Hi @zakiakhatun and welcome to KNIME Forum!

I added some nodes to your workflow DEMO_v2.knwf (195.0 KB). It generates a csv-file. For every loop it writes all the metrics from the scorer node (in one line, instead of three) and it adds the number of, and the features itselfs, involved in the loop . Hope this helps …

gr. Hans

zakiakhatun · July 6, 2022, 7:43am

Dear @HansS, Your solution is exactly what I was looking for. I can’t thank you enough.

Also, I was wondering, does any of you know if there is a way to get the feature importance as well? The percentage of importance of the features used for the best model would suffice.

Also, I wonder what’s wrong with my ROC curve! In the ‘Random Forest Predictor’ node, I checked ‘Append individual class probabilities’. I have two classes (deg class=2, non-deg class=1). In the ‘ROC Curve’ node, I selected that my positive class value = 2. But the result looks strange.

ROC_curve

DEMO_v3.knwf (63.2 KB)
All_Features_PT_QD.xlsx (58.1 KB)

Thanks again!

zakiakhatun · July 7, 2022, 7:41am

Hi, I would like to ask another question regarding overfitting.

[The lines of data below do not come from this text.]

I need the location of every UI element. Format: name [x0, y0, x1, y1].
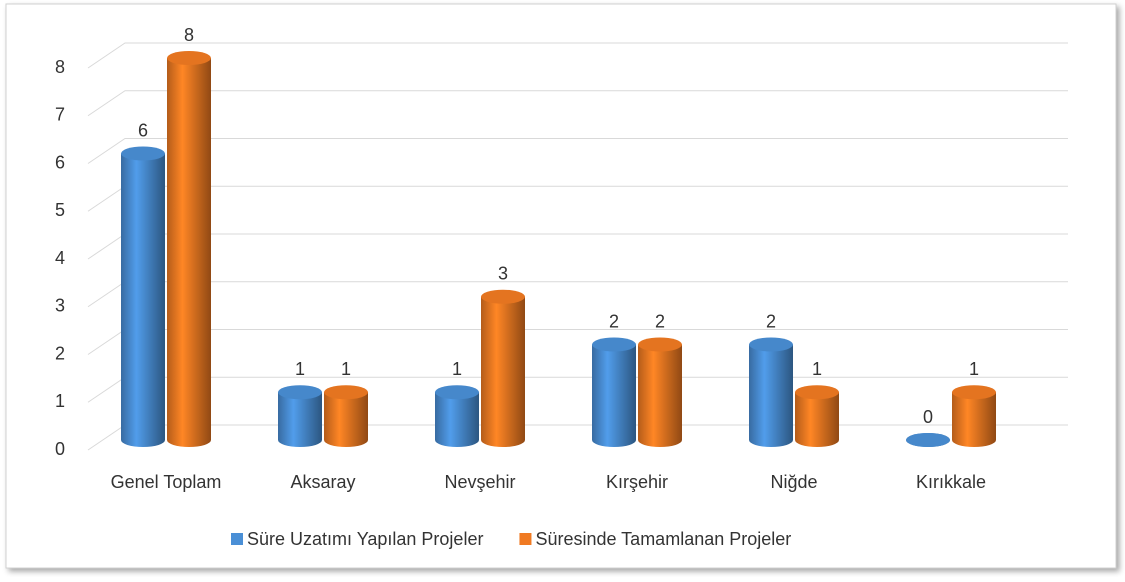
bar-body — [167, 58, 211, 440]
data-label: 2 — [766, 311, 776, 331]
bar-body — [278, 392, 322, 440]
x-tick-label: Niğde — [770, 472, 817, 492]
y-tick-label: 4 — [55, 248, 65, 268]
bar — [906, 433, 950, 447]
x-tick-label: Kırşehir — [606, 472, 668, 492]
y-tick-label: 8 — [55, 57, 65, 77]
bar — [638, 337, 682, 447]
legend-label: Süre Uzatımı Yapılan Projeler — [247, 529, 483, 549]
bar-top — [592, 337, 636, 352]
y-tick-label: 3 — [55, 296, 65, 316]
y-tick-label: 1 — [55, 391, 65, 411]
bar-body — [795, 392, 839, 440]
bar-top — [121, 146, 165, 161]
bar-top — [749, 337, 793, 352]
bar-top — [278, 385, 322, 400]
bar-body — [749, 344, 793, 440]
bar-top — [167, 51, 211, 65]
data-label: 1 — [969, 359, 979, 379]
grid-line — [87, 42, 1068, 69]
x-tick-label: Genel Toplam — [111, 472, 222, 492]
legend-label: Süresinde Tamamlanan Projeler — [535, 529, 791, 549]
data-label: 3 — [498, 264, 508, 284]
bar — [592, 337, 636, 447]
grid-line — [87, 138, 1068, 164]
bar-body — [481, 296, 525, 440]
bar-body — [952, 392, 996, 440]
legend-swatch — [231, 533, 243, 545]
bar-top — [906, 433, 950, 447]
bar-body — [638, 344, 682, 440]
bar-body — [592, 344, 636, 440]
data-label: 0 — [923, 407, 933, 427]
bar — [324, 385, 368, 447]
y-tick-label: 7 — [55, 105, 65, 125]
bar-top — [324, 385, 368, 400]
bar — [481, 289, 525, 447]
bar — [952, 385, 996, 447]
x-tick-label: Aksaray — [290, 472, 355, 492]
bar-top — [952, 385, 996, 400]
x-tick-label: Nevşehir — [444, 472, 515, 492]
data-label: 8 — [184, 25, 194, 45]
bar-body — [324, 392, 368, 440]
bar-body — [121, 153, 165, 440]
y-tick-label: 5 — [55, 200, 65, 220]
data-label: 1 — [295, 359, 305, 379]
bar-top — [638, 337, 682, 352]
bar — [278, 385, 322, 447]
bar — [121, 146, 165, 447]
y-tick-label: 0 — [55, 439, 65, 459]
bar-top — [435, 385, 479, 400]
data-label: 2 — [655, 311, 665, 331]
bar — [795, 385, 839, 447]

Recently I came to know about KNIME and initially used a very basic random forest classifier for binary classification. Neither any feature selection was done nor any random forest optimization was done.

The dataset is quite small (47 cases, 30 features). I did a 10-fold cross-validation with stratified sampling.

Is there a way in this workflow to understand if the model was overfitted or not?
Please find attached a screenshot of the workflow.

Daniel_Weikert · July 7, 2022, 5:35pm

Normally by comparing to a test set and find whether error strongly differs.
The dataset is very small. You could maybe have a look at the errors of your 10 cv’s (Aggregator output) and see whether there is much variance.
I would also take a look at the other evaluation metrics.
Maybe some forum data scientists can help you here.
br

system · July 14, 2022, 5:36pm

This topic was automatically closed 7 days after the last reply. New replies are no longer allowed.